Seat 4 -- Tom Waits. I'm expecting the legendary avant-garde singer-songwriter to preface every bet with some unforgettable nonsense, spend the breaks smoking a cigarette under a burning umbrella, and to bring the best snacks. Also, lots and lots of bourbon. Plus, if he busts early, my wife can give him a ride down to the rail yard, or some bar or diner that arises out of the mist. In any event, he's wrecking Prince.
Seat 5 - I'm sitting here. Right in the middle of everything, so if I bust, I'm dealing.
Seat 6 - Elizabeth Warren. The senator from Massachusetts gives me a person that I actually know at the table, and helps to balance out the testosterone. As an ex-bankruptcy professor and grandmother, I expect her to play tight: as Elizabeth Warren, I expect her to give no quarter, know the math better than anyone else at the table, and keep raising the bid blind. That'll be fun when you see who I'm putting two to her left.

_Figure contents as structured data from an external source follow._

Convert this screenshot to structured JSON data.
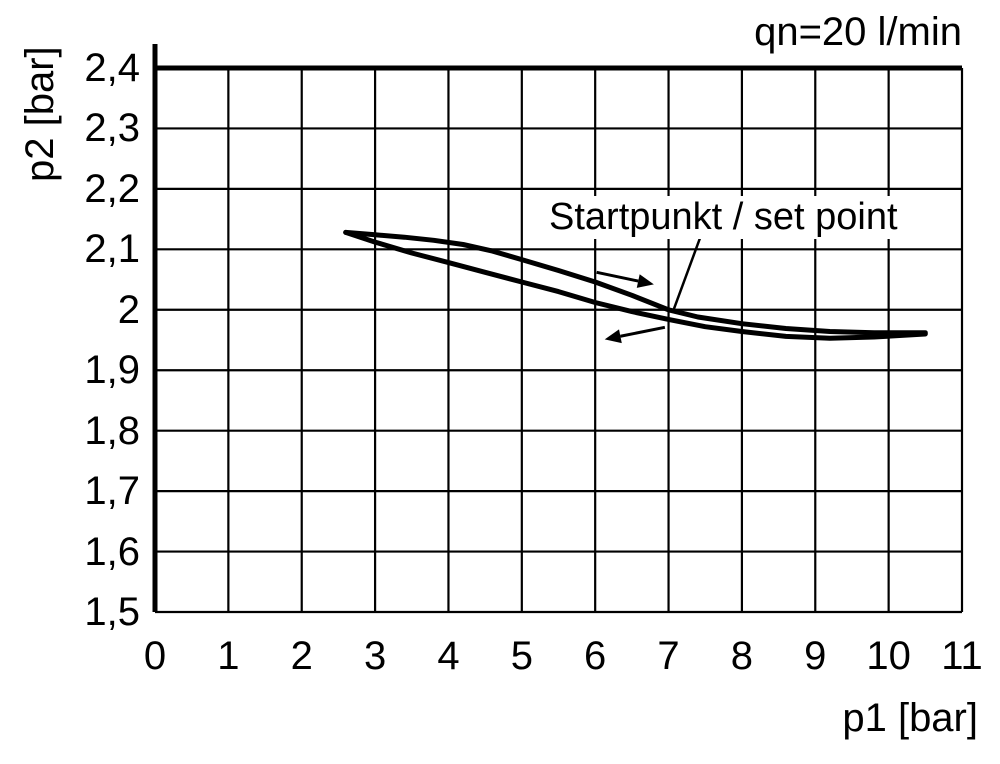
{
  "chart_data": {
    "type": "line",
    "title": "",
    "xlabel": "p1 [bar]",
    "ylabel": "p2 [bar]",
    "xlim": [
      0,
      11
    ],
    "ylim": [
      1.5,
      2.4
    ],
    "grid": true,
    "x_tick_values": [
      0,
      1,
      2,
      3,
      4,
      5,
      6,
      7,
      8,
      9,
      10,
      11
    ],
    "x_tick_labels": [
      "0",
      "1",
      "2",
      "3",
      "4",
      "5",
      "6",
      "7",
      "8",
      "9",
      "10",
      "11"
    ],
    "y_tick_values": [
      2.4,
      2.3,
      2.2,
      2.1,
      2.0,
      1.9,
      1.8,
      1.7,
      1.6,
      1.5
    ],
    "y_tick_labels": [
      "2,4",
      "2,3",
      "2,2",
      "2,1",
      "2",
      "1,9",
      "1,8",
      "1,7",
      "1,6",
      "1,5"
    ],
    "annotations": {
      "flow_rate": "qn=20 l/min",
      "set_point": "Startpunkt / set point"
    },
    "set_point_xy": [
      7.0,
      2.0
    ],
    "series": [
      {
        "name": "upper-branch",
        "x": [
          2.6,
          3.0,
          3.4,
          3.8,
          4.2,
          4.6,
          5.0,
          5.5,
          6.0,
          6.5,
          7.0,
          7.4,
          8.0,
          8.6,
          9.2,
          9.8,
          10.5
        ],
        "y": [
          2.128,
          2.124,
          2.12,
          2.115,
          2.108,
          2.097,
          2.083,
          2.065,
          2.046,
          2.024,
          2.0,
          1.988,
          1.977,
          1.969,
          1.964,
          1.962,
          1.962
        ]
      },
      {
        "name": "lower-branch",
        "x": [
          2.6,
          3.0,
          3.5,
          4.0,
          4.5,
          5.0,
          5.5,
          6.0,
          6.5,
          7.0,
          7.5,
          8.0,
          8.6,
          9.2,
          9.8,
          10.5
        ],
        "y": [
          2.128,
          2.112,
          2.094,
          2.078,
          2.062,
          2.046,
          2.03,
          2.012,
          1.997,
          1.984,
          1.972,
          1.964,
          1.956,
          1.953,
          1.955,
          1.96
        ]
      }
    ],
    "direction_arrows": [
      {
        "name": "increase-direction-arrow",
        "from": [
          6.02,
          2.062
        ],
        "to": [
          6.8,
          2.042
        ]
      },
      {
        "name": "return-direction-arrow",
        "from": [
          6.95,
          1.971
        ],
        "to": [
          6.13,
          1.951
        ]
      }
    ],
    "leader_line": {
      "from": [
        7.43,
        2.119
      ],
      "to": [
        7.06,
        1.997
      ]
    }
  }
}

Seat 7 - Fiona Apple. I need a true wildcard in my big blind for trapping purposes, as well as someone who will make Warren slow down and feel parental. Plus, this means my eldest stays to watch every hand, and has incredible issues of who she roots for, if and when I get into hands with her. By including her, I'm also giving myself the chance of getting into one of her songs. And if she gets to heads-up with Waits, I think we'll be able to put recreations of the showdown off-Broadway.
Seat 8 - Barack Obama. We know he plays. It'd be fascinating to see how much he bluffs, and whether he shows afterward. I'm hoping that he'd open up with all of the genuinely funny people at the table. And including him here is my absolute, solid gold, trolling for trolling moment to produce nasty comments to this post. Plus, we get the benefit of Secret Service protection for the game, and to make whip noises when Michelle calls to ask him when he'll be home.
Seat 9 - Wener Herzog. Do we have a clip? Yes, we have a clip. (Plus it looks like he plays!)
In case you don't know who Werner is, oh dear God, please learn. He's my favorite difficult film director ever, an absolute genius, a man with the ability to laugh at himself, and... well, crap, he's Werner Herzog. It's his world, and the rest of us are just paying rent. Plus, we've got that British-German thing going on with Cleese; count on at least three heads-up confrontations between those two that will end life as I know it, and he's going to re-raise Obama with gleeful spite. I have to have the German at my table.
Anyway, that's my nine. Who's at yours?
Secondary table: Chrissie Hynde, Billy Beane, Bob Odenkirk, Charles Barkley, (me), Stephen Colbert, Samuel L Jackson, Felicia Day, Jack White
1 comment:
Quick and dirty Dead People Table: Thomas Edison, Nicola Tesla, Louise Brooks, Dorothy Parker, Jimi Hendrix, Richard Pryor, Fidel Castro and Wilt Chamberlain. As you were.